Безродный растворялся в толпе, сливая свое сердцебиение с шелестом толпы, целовал холодные оклады, принимал тяжелое благословение священника.
Теплился воск, причудливыми фигурами ложась на позолоту поставца. Ладан. Коричневые, изможденные временем, полустертые лики. Что в них? Безжалостность, почти доходящая до жестокости, чистота взоров, плотно сжатые римские губы без намека на улыбку, вдруг – неожиданная кротость. Затканные золотом ризы. Абсолютно единые голоса хора. Мощные гранитные колонны, неизбежно наводящие на мысли о язычестве.
По вечерам, закончив дела, Безродный подходил к полке, на которой стояли иконы, зажигал лампадку и молился. Подолгу, вдумчиво, искренно, бросая то нежные, то испуганные взгляды на Деву Марию. Он обожал ее особо – как обожают католики.
По ночам он смотрел на примерзшие к небу звезды и огоньки чужих окон. Писал – не дневник, а заметки, которые про себя называл «моя концепция».
«Бог обрек людей на труд и, таким образом, на появление собственности, из чего всегда следует неравенство. Следовательно, можно сказать, что Бог, обрекший людей трудиться, наказал их неравенством. Логический вывод: коммунизм принципиально утопичен.
Вода, хлеб, цветы, Бог. Счастливы люди (чаще всего – монахи), умеющие соединять все это в единую гармонию.
Бог по своей сути есть понимание равновесия. Сначала – волшебное существо, потом – противоречиво-единая сущность.
Пение ангелов. Цветы на аналое. Звякающая, раздирающая плоть власть вериг. Чистый монастырский колодец. Какие разные облики принимает вера! И я, сидящий у лампы с книгой и размышляющий о Боге – я не верующий? Как жаль, что в наше время не бывает чудес и откровений».
Писал – и ему казалось, что ночь за окном знает все.
«Бог есть гораздо большее, чем герой преданий, годных разве что для детей. Бог – сочетание того, что мы познаем умом и чувствами, того, чего мы не можем познать, и красоты богослужения. Бог выше добра и зла, да; но только в ипостаси Бога-Отца. Иисус Христос – добро, душа, идеальное среднее между Богом и человеком, то есть гениальный мученик. Святой дух – не добро и не зло, творческое начало; Бог-Отец – гармония, сочетание всего материального, то есть того, что создается Духом – я имею в виду вдохновенные произведения искусства – и души Христа. Вообще, жизнь Христа представляется мне очень конкретной: он жил как все, Его предавали друзья, в Его жизни была семья, были грязно замешаны деньги; проявление духа в Нем – то вдохновение, с которым Он проповедовал, проявление Бога – в чудесах…»
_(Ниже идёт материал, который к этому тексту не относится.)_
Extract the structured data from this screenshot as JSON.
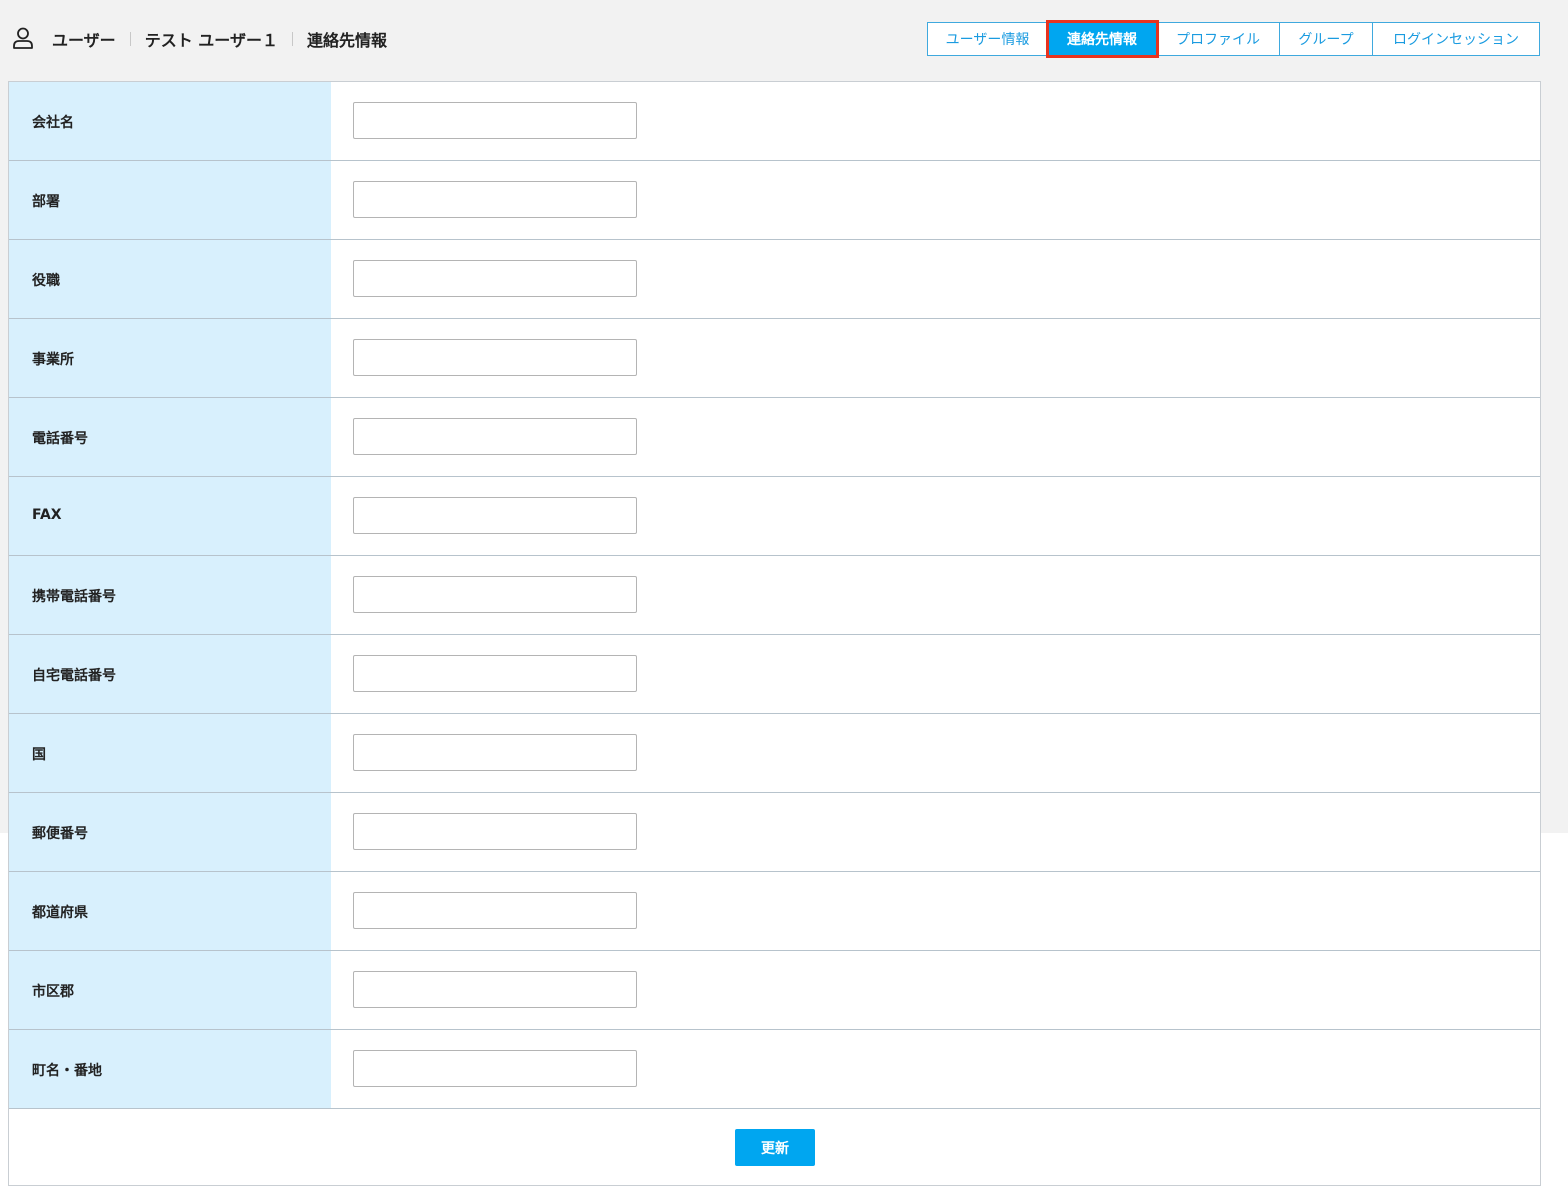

При своей ненависти к людям он все сильнее и сильнее любил Бога – разумной любовью, не занимаясь отыскиванием в паспорте нового образца трех шестерок, как это делают сотни «верующих». Он не мог так принизить веру, свести ее к нумерологии и мистике. Он писал.
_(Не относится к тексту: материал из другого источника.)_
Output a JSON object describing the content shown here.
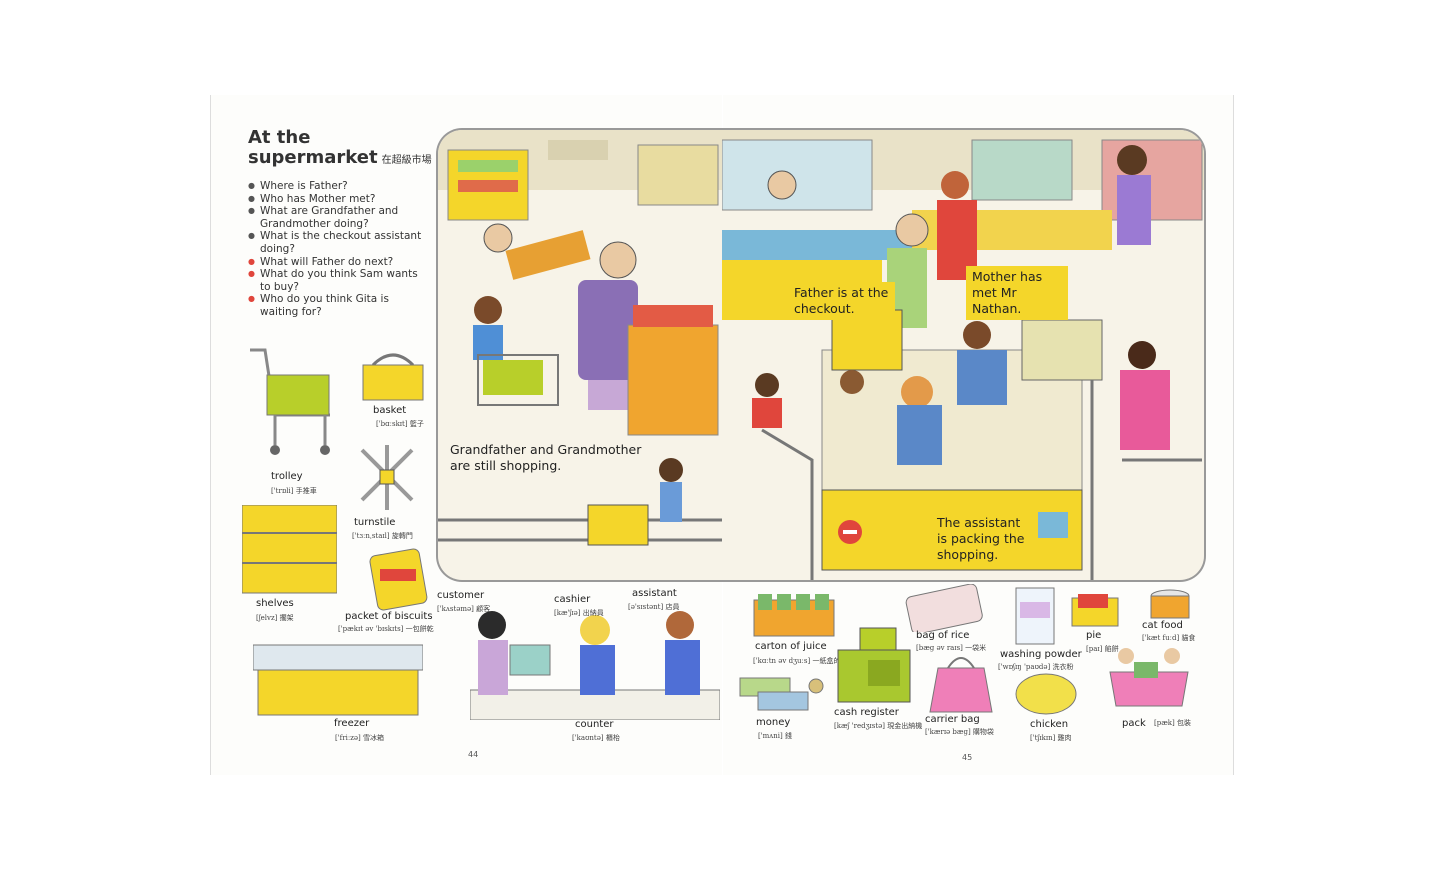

«Итак, Бог – гармония. Это не очень далеко уводит нас от греческих богов, представляющих собой сочетание Духа (в Греции – вдохновение для создания статуй и пр.) и материального (внешний облик этих статуй). Им не хватало только души Христа, полной любви.
Познание Бога невозможно. Но мне кажется более правильным стремиться дойти своим умом до чего-то, выходящего за рамки обыденности; пользуясь герменевтикой, пытаться философским путем понять части, чтобы придти к целому – к Любви, и разделить это целое на части. Зачем строить умозаключения, когда каждая бабка в деревне все это знает? Чтобы избавиться от суеверного, языческого страха перед Богом…
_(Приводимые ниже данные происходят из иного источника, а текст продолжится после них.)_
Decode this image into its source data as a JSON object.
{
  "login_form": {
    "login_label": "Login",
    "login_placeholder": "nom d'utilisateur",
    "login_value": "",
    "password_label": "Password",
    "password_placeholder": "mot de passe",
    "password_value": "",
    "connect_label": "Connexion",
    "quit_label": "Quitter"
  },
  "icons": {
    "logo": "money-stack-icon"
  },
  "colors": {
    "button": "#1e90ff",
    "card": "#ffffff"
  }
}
Господи, когда я нахожусь в этом бесконечном пороке, мне остается уповать на Тебя. Усталость не дает мне свободы. Захлебываюсь в зловонной луже чужих пороков…»
«Господи, помилуй… Господи, помилуй… Господи, помилуй, – зашептал он, вглядываясь в лицо Младенца. – Господи, прости мне грехи вольные невольные, словом, делом или помышлением содеянные. Господи, прости! Во имя Отца, и Сына, и Святого Духа…
Господи, я ведь никому не верю, знаю, что каждый предаст и не поморщится, и не придет сюда просить прощения… Но Ты, Господь, добр и знаешь, что такое любовь, Ты понимаешь даже самого отвратительного грешника и самого большого дурака на свете. Никто ничего не понимает. Я схожу с ума, о Господи, я не могу больше жить в таком неправильном мире. А говорят, Ты любишь наш мир и таким, каким он стал. Не веря в жестокость Твою, я не верю и в то, что возможно любить таких мерзких и подлых людей, как эти! Те, которых Ты спасал тогда, еще на что-то годились, а любить этих… Даже Ты – этого не сможешь!» – подумал он и испугался.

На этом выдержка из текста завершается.